In the case of a tenant who is halfway through the construction of a new store, we will let him defer rent payments in April and May, so he will only have to pay the Common Area Maintenance (CAM) fees during that time. Then, beginning in June, he will pay full rent again plus an additional 10 percent every month to cover the deferred rent. Another tenant will pay us 50 percent of the rent plus the CAM in April, May and June. In July, the business will begin paying full rent again. Then in January, February and March 2021, the tenant will pay full rent plus installments of the deferred rent. Tenants are opening their books and letting us scrutinize their business model to negotiate a temporary solution. We are also sending our tenants e-blasts informing them of all the loans that the state and federal government have made available for small businesses, so they can access capital to cover their business expenses.
In terms of our most recent acquisition, we acquired a West Palm Beach shopping center anchored by Kohl’s and Dick’s Sporting Goods. We bought the 200,888-square-foot Shoppes at Southern Palms for $23.6 million last November. We were attracted to the property because of the strong anchor tenants and steady cash flow.
What are Miami Manager’s mid- and long-term goals regarding investment in the U.S.?
Mekler: We currently own five retail centers in South Florida. Some of our tenants include Starbucks, CVS Pharmacy, Dollar Tree, MetroPCS, Dick’s Sporting Goods, Subway, Trek Bicycle, Xfinity, Chick-fil-A and Kohl’s.
Our goal is to continue to acquire distressed land and retail centers in the region. Our strategy has allowed us to successfully reposition retail centers, boost their cash flow and increase their market value. Our acquisitions are around $50 million with a hold period of between five and seven years. We raise capital in Latin America to acquire shopping plazas in the U.S., and in recent weeks it has become easier to raise funds. Latin American investors want to take advantage of a small window of opportunity in the U.S.—due to the distress caused by the global pandemic—to acquire great assets at reasonable values. During the bull market, many foreign investors were priced out of the U.S. market.

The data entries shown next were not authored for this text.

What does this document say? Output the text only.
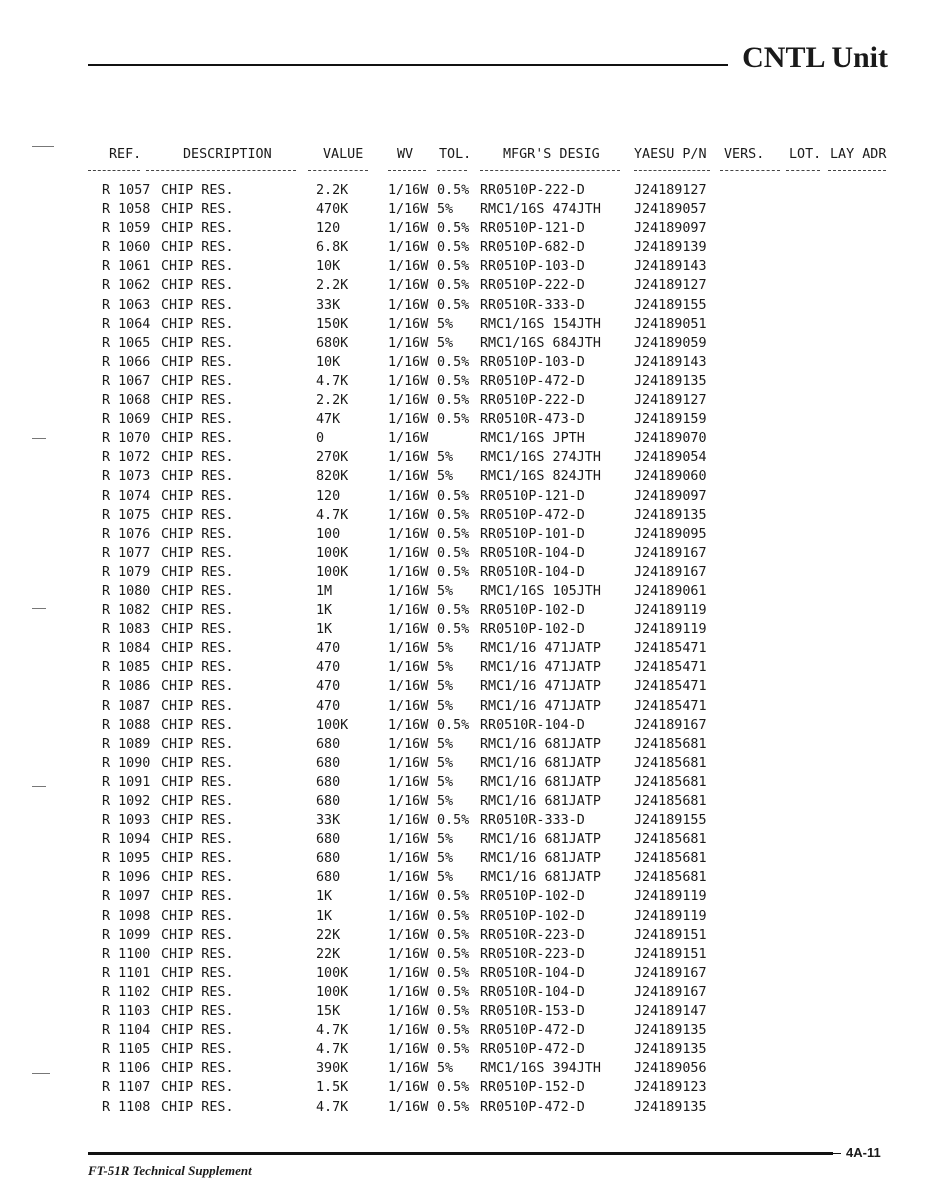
CNTL Unit
REF.	DESCRIPTION	VALUE	WV TOL. MFGR'S DESIG	YAESU P/N VERS. LOT. LAY ADR
R 1057 CHIP RES.	2.2K	1/16W 0.5% RR0510P-222-D	J24189127
R 1058 CHIP RES.	470K	1/16W 5% RMC1/16S 474JTH J24189057
R 1059 CHIP RES.	120	1/16W 0.5% RR0510P-121-D	J24189097
R 1060 CHIP RES.	6.8K	1/16W 0.5% RR0510P-682-D	J24189139
R 1061 CHIP RES.	10K	1/16W 0.5% RR0510P-103-D	J24189143
R 1062 CHIP RES.	2.2K	1/16W 0.5% RR0510P-222-D	J24189127
R 1063 CHIP RES.	33K	1/16W 0.5% RR0510R-333-D	J24189155
R 1064 CHIP RES.	150K	1/16W 5% RMC1/16S 154JTH J24189051
R 1065 CHIP RES.	680K	1/16W 5% RMC1/16S 684JTH J24189059
R 1066 CHIP RES.	10K	1/16W 0.5% RR0510P-103-D	J24189143
R 1067 CHIP RES.	4.7K	1/16W 0.5% RR0510P-472-D	J24189135
R 1068 CHIP RES.	2.2K	1/16W 0.5% RR0510P-222-D	J24189127
R 1069 CHIP RES.	47K	1/16W 0.5% RR0510R-473-D	J24189159
R 1070 CHIP RES.	0	1/16W	RMC1/16S JPTH	J24189070
R 1072 CHIP RES.	270K	1/16W 5% RMC1/16S 274JTH J24189054
R 1073 CHIP RES.	820K	1/16W 5% RMC1/16S 824JTH J24189060
R 1074 CHIP RES.	120	1/16W 0.5% RR0510P-121-D	J24189097
R 1075 CHIP RES.	4.7K	1/16W 0.5% RR0510P-472-D	J24189135
R 1076 CHIP RES.	100	1/16W 0.5% RR0510P-101-D	J24189095
R 1077 CHIP RES.	100K	1/16W 0.5% RR0510R-104-D	J24189167
R 1079 CHIP RES.	100K	1/16W 0.5% RR0510R-104-D	J24189167
R 1080 CHIP RES.	1M	1/16W 5% RMC1/16S 105JTH J24189061
R 1082 CHIP RES.	1K	1/16W 0.5% RR0510P-102-D	J24189119
R 1083 CHIP RES.	1K	1/16W 0.5% RR0510P-102-D	J24189119
R 1084 CHIP RES.	470	1/16W 5% RMC1/16 471JATP J24185471
R 1085 CHIP RES.	470	1/16W 5% RMC1/16 471JATP J24185471
R 1086 CHIP RES.	470	1/16W 5% RMC1/16 471JATP J24185471
R 1087 CHIP RES.	470	1/16W 5% RMC1/16 471JATP J24185471
R 1088 CHIP RES.	100K	1/16W 0.5% RR0510R-104-D	J24189167
R 1089 CHIP RES.	680	1/16W 5% RMC1/16 681JATP J24185681
R 1090 CHIP RES.	680	1/16W 5% RMC1/16 681JATP J24185681
R 1091 CHIP RES.	680	1/16W 5% RMC1/16 681JATP J24185681
R 1092 CHIP RES.	680	1/16W 5% RMC1/16 681JATP J24185681
R 1093 CHIP RES.	33K	1/16W 0.5% RR0510R-333-D	J24189155
R 1094 CHIP RES.	680	1/16W 5% RMC1/16 681JATP J24185681
R 1095 CHIP RES.	680	1/16W 5% RMC1/16 681JATP J24185681
R 1096 CHIP RES.	680	1/16W 5% RMC1/16 681JATP J24185681
R 1097 CHIP RES.	1K	1/16W 0.5% RR0510P-102-D	J24189119
R 1098 CHIP RES.	1K	1/16W 0.5% RR0510P-102-D	J24189119
R 1099 CHIP RES.	22K	1/16W 0.5% RR0510R-223-D	J24189151
R 1100 CHIP RES.	22K	1/16W 0.5% RR0510R-223-D	J24189151
R 1101 CHIP RES.	100K	1/16W 0.5% RR0510R-104-D	J24189167
R 1102 CHIP RES.	100K	1/16W 0.5% RR0510R-104-D	J24189167
R 1103 CHIP RES.	15K	1/16W 0.5% RR0510R-153-D	J24189147
R 1104 CHIP RES.	4.7K	1/16W 0.5% RR0510P-472-D	J24189135
R 1105 CHIP RES.	4.7K	1/16W 0.5% RR0510P-472-D	J24189135
R 1106 CHIP RES.	390K	1/16W 5% RMC1/16S 394JTH J24189056
R 1107 CHIP RES.	1.5K	1/16W 0.5% RR0510P-152-D	J24189123
R 1108 CHIP RES.	4.7K	1/16W 0.5% RR0510P-472-D	J24189135
4A-11
FT-51R Technical Supplement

Do you think COVID-19 might start a crisis like the 2008 Great Recession? How can foreign investors help with the recovery?
Mekler: We don’t believe so. Back in 2008, it was a financial crisis caused by a meltdown of the credit markets. This is a health and economic crisis that can be corrected once the economy opens up and people go back to work. However, it will take months for the unemployment rate to go down and for businesses to overcome the losses caused by the COVID-19 shutdown. Any economy benefits from direct foreign investment because you are injecting fresh capital that, at the end of the day, helps create jobs and ignite economic development.